Generally speaking, all steam engines require a source of heat to boil water into steam. To reduce energy consumption, the Leavitt Engine used a Green economizer to preheat the water before it entered the Belpaire firebox boiler, which contained 201 boiler tubes, two coal-burning furnaces, and a common combustion chamber to produce as much steam as possible. In the 1950s, oil replaced coal as the fuel of choice for the furnaces.
The steam from the boiler was then piped up to cylinders, which contained pistons of various sizes. The steam was constantly reheated as it traveled through the cylinders to maintain a sufficiently high enough pressure to move the pistons, providing the engine’s mechanical force to power the adjoining water pump. The diameters of the pistons correlate to the amount of mechanical force produced—the larger the diameter of the piston, the more powerful its output. A crankshaft drives a circular gear called a cam, which in turn has rods attached to it that regularly open and close the steam and exhaust valves.

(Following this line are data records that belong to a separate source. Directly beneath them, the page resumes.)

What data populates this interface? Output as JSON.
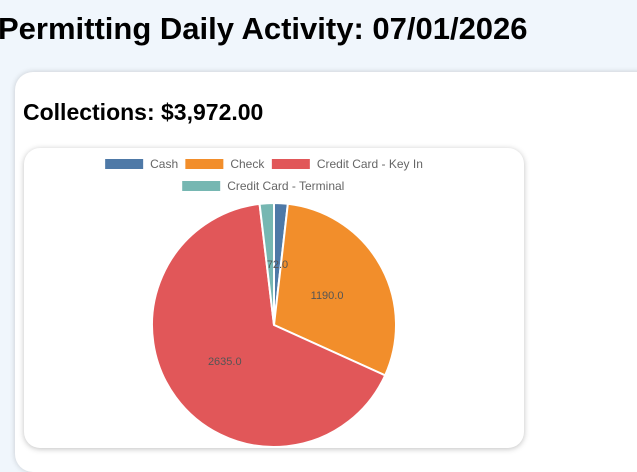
{
  "header": {
    "title": "Permitting Daily Activity: 07/01/2026"
  },
  "collections": {
    "title": "Collections: $3,972.00"
  },
  "chart_data": {
    "type": "pie",
    "categories": [
      "Cash",
      "Check",
      "Credit Card - Key In",
      "Credit Card - Terminal"
    ],
    "values": [
      72.0,
      1190.0,
      2635.0,
      75.0
    ],
    "data_labels": [
      "72.0",
      "1190.0",
      "2635.0",
      ""
    ],
    "colors": [
      "#4e79a7",
      "#f28e2b",
      "#e15759",
      "#76b7b2"
    ],
    "title": "",
    "legend_position": "top"
  }
}
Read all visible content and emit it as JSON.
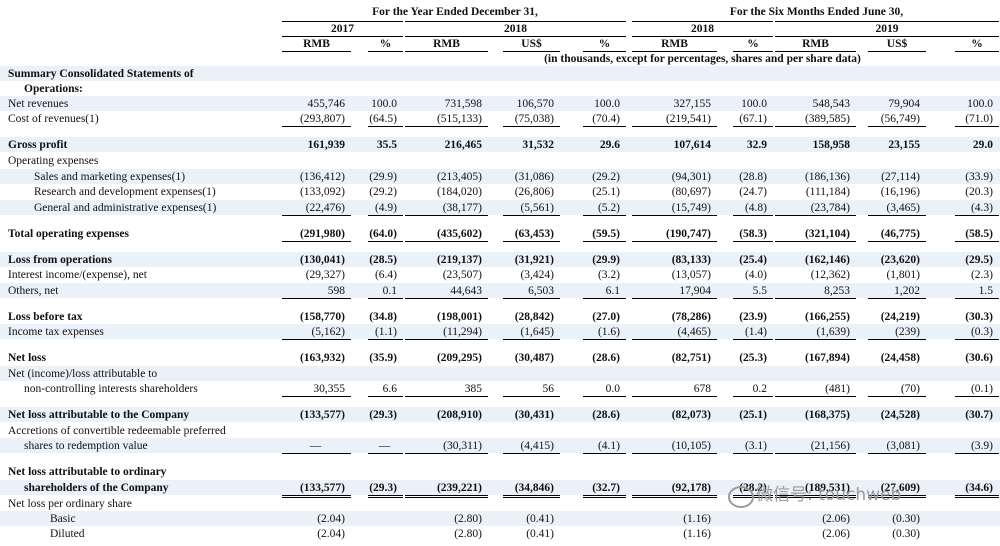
{
  "header": {
    "groups": [
      {
        "label": "For the Year Ended December 31,",
        "from": 0,
        "to": 4
      },
      {
        "label": "For the Six Months Ended June 30,",
        "from": 5,
        "to": 9
      }
    ],
    "years": [
      {
        "label": "2017",
        "from": 0,
        "to": 1
      },
      {
        "label": "2018",
        "from": 2,
        "to": 4
      },
      {
        "label": "2018",
        "from": 5,
        "to": 6
      },
      {
        "label": "2019",
        "from": 7,
        "to": 9
      }
    ],
    "units": [
      "RMB",
      "%",
      "RMB",
      "US$",
      "%",
      "RMB",
      "%",
      "RMB",
      "US$",
      "%"
    ],
    "note": "(in thousands, except for percentages, shares and per share data)"
  },
  "rows": [
    {
      "label": "Summary Consolidated Statements of",
      "bold": true
    },
    {
      "label": "Operations:",
      "bold": true
    },
    {
      "label": "Net revenues",
      "values": [
        "455,746",
        "100.0",
        "731,598",
        "106,570",
        "100.0",
        "327,155",
        "100.0",
        "548,543",
        "79,904",
        "100.0"
      ]
    },
    {
      "label": "Cost of revenues(1)",
      "values": [
        "(293,807)",
        "(64.5)",
        "(515,133)",
        "(75,038)",
        "(70.4)",
        "(219,541)",
        "(67.1)",
        "(389,585)",
        "(56,749)",
        "(71.0)"
      ]
    },
    {
      "label": "Gross profit",
      "bold": true,
      "values": [
        "161,939",
        "35.5",
        "216,465",
        "31,532",
        "29.6",
        "107,614",
        "32.9",
        "158,958",
        "23,155",
        "29.0"
      ]
    },
    {
      "label": "Operating expenses"
    },
    {
      "label": "Sales and marketing expenses(1)",
      "values": [
        "(136,412)",
        "(29.9)",
        "(213,405)",
        "(31,086)",
        "(29.2)",
        "(94,301)",
        "(28.8)",
        "(186,136)",
        "(27,114)",
        "(33.9)"
      ]
    },
    {
      "label": "Research and development expenses(1)",
      "values": [
        "(133,092)",
        "(29.2)",
        "(184,020)",
        "(26,806)",
        "(25.1)",
        "(80,697)",
        "(24.7)",
        "(111,184)",
        "(16,196)",
        "(20.3)"
      ]
    },
    {
      "label": "General and administrative expenses(1)",
      "values": [
        "(22,476)",
        "(4.9)",
        "(38,177)",
        "(5,561)",
        "(5.2)",
        "(15,749)",
        "(4.8)",
        "(23,784)",
        "(3,465)",
        "(4.3)"
      ]
    },
    {
      "label": "Total operating expenses",
      "bold": true,
      "values": [
        "(291,980)",
        "(64.0)",
        "(435,602)",
        "(63,453)",
        "(59.5)",
        "(190,747)",
        "(58.3)",
        "(321,104)",
        "(46,775)",
        "(58.5)"
      ]
    },
    {
      "label": "Loss from operations",
      "bold": true,
      "values": [
        "(130,041)",
        "(28.5)",
        "(219,137)",
        "(31,921)",
        "(29.9)",
        "(83,133)",
        "(25.4)",
        "(162,146)",
        "(23,620)",
        "(29.5)"
      ]
    },
    {
      "label": "Interest income/(expense), net",
      "values": [
        "(29,327)",
        "(6.4)",
        "(23,507)",
        "(3,424)",
        "(3.2)",
        "(13,057)",
        "(4.0)",
        "(12,362)",
        "(1,801)",
        "(2.3)"
      ]
    },
    {
      "label": "Others, net",
      "values": [
        "598",
        "0.1",
        "44,643",
        "6,503",
        "6.1",
        "17,904",
        "5.5",
        "8,253",
        "1,202",
        "1.5"
      ]
    },
    {
      "label": "Loss before tax",
      "bold": true,
      "values": [
        "(158,770)",
        "(34.8)",
        "(198,001)",
        "(28,842)",
        "(27.0)",
        "(78,286)",
        "(23.9)",
        "(166,255)",
        "(24,219)",
        "(30.3)"
      ]
    },
    {
      "label": "Income tax expenses",
      "values": [
        "(5,162)",
        "(1.1)",
        "(11,294)",
        "(1,645)",
        "(1.6)",
        "(4,465)",
        "(1.4)",
        "(1,639)",
        "(239)",
        "(0.3)"
      ]
    },
    {
      "label": "Net loss",
      "bold": true,
      "values": [
        "(163,932)",
        "(35.9)",
        "(209,295)",
        "(30,487)",
        "(28.6)",
        "(82,751)",
        "(25.3)",
        "(167,894)",
        "(24,458)",
        "(30.6)"
      ]
    },
    {
      "label": "Net (income)/loss attributable to"
    },
    {
      "label": "non-controlling interests shareholders",
      "values": [
        "30,355",
        "6.6",
        "385",
        "56",
        "0.0",
        "678",
        "0.2",
        "(481)",
        "(70)",
        "(0.1)"
      ]
    },
    {
      "label": "Net loss attributable to the Company",
      "bold": true,
      "values": [
        "(133,577)",
        "(29.3)",
        "(208,910)",
        "(30,431)",
        "(28.6)",
        "(82,073)",
        "(25.1)",
        "(168,375)",
        "(24,528)",
        "(30.7)"
      ]
    },
    {
      "label": "Accretions of convertible redeemable preferred"
    },
    {
      "label": "shares to redemption value",
      "values": [
        "—",
        "—",
        "(30,311)",
        "(4,415)",
        "(4.1)",
        "(10,105)",
        "(3.1)",
        "(21,156)",
        "(3,081)",
        "(3.9)"
      ]
    },
    {
      "label": "Net loss attributable to ordinary",
      "bold": true
    },
    {
      "label": "shareholders of the Company",
      "bold": true,
      "values": [
        "(133,577)",
        "(29.3)",
        "(239,221)",
        "(34,846)",
        "(32.7)",
        "(92,178)",
        "(28.2)",
        "(189,531)",
        "(27,609)",
        "(34.6)"
      ]
    },
    {
      "label": "Net loss per ordinary share"
    },
    {
      "label": "Basic",
      "values": [
        "(2.04)",
        null,
        "(2.80)",
        "(0.41)",
        null,
        "(1.16)",
        null,
        "(2.06)",
        "(0.30)",
        null
      ]
    },
    {
      "label": "Diluted",
      "values": [
        "(2.04)",
        null,
        "(2.80)",
        "(0.41)",
        null,
        "(1.16)",
        null,
        "(2.06)",
        "(0.30)",
        null
      ]
    }
  ],
  "watermark": "微信号: touchweb"
}
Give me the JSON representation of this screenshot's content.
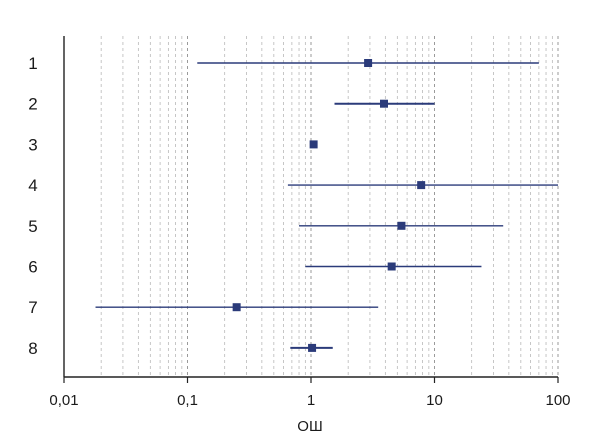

Rods connecting the steam engine to the water pump sit on rockers that also provide mechanical force for the machine. Vacuum chambers use suction from air chambers to draw water up into the pump. The water passes through tubes to condense the exhaust steam from the engine and then is delivered to the force main.
Music & Movies
Friday night’s event was a collaborative effort between the Waterworks Museum and Boston’s cultural scene. Designed to be a “living installment,” the film and music are meant to incorporate the architecture and layout of the museum. Visitors are encouraged to walk around the museum to experience the different sights and sounds from different locations.
Non-Event, a Boston-based concert series focused on experimental music, collaborated with the Waterworks Museum for Friday night’s event. The concert featured pieces by Mem1, the electroacoustic duo of Mark and Laura Cetilia, and experimental musician Brendan Murray.
The musical set involved electronic manipulation of sounds produced by a conventional cello to create a distinct sound that bathed the setting in a ghostly, orchestral atmosphere. Experimental musicians push the limits of acoustic principles by using different techniques to create unconventional music.
The introduction of electronics and specialized computer programs increased the versatility of an instrument and the range of sounds it can produce. With a complex array of microprocessors and computer installations, sounds can be transformed into novel tones, the building blocks of experimental music.
The different acoustic surfaces, from the brick walls of the museum to the iron surfaces of the steam engines, affect the quality of the sounds that bounce off of them. As a result, the music sounds different depending on where you stand in the museum.
For the film aspect of the night, Balagan Films and AgX Film Collective collaborated with the Waterworks Museum to feature experimental movies produced by Anto Astudillo, Sarah Bliss, Christina Hunt, Frank Aveni, Stefan Grabowski, Susan Deleo, Genevieve Carmel, Youjin Moon, Robert Todd, and Douglas Urbank specially made for the event.
Tinted lights glinting off streams of film hanging from parts of the steam engines created a shimmering effect throughout the museum. Multiple film projectors were set up around the hall, projecting the experimental films onto the walls of the museum and the structures of the steam engines, capitalizing on how we see to create the illusion of fluid motion. The aquatic-themed films, keeping the nature of the venue in mind, were strategically projected onto parts of the steam engines that once contained water, reminding the audience of the past.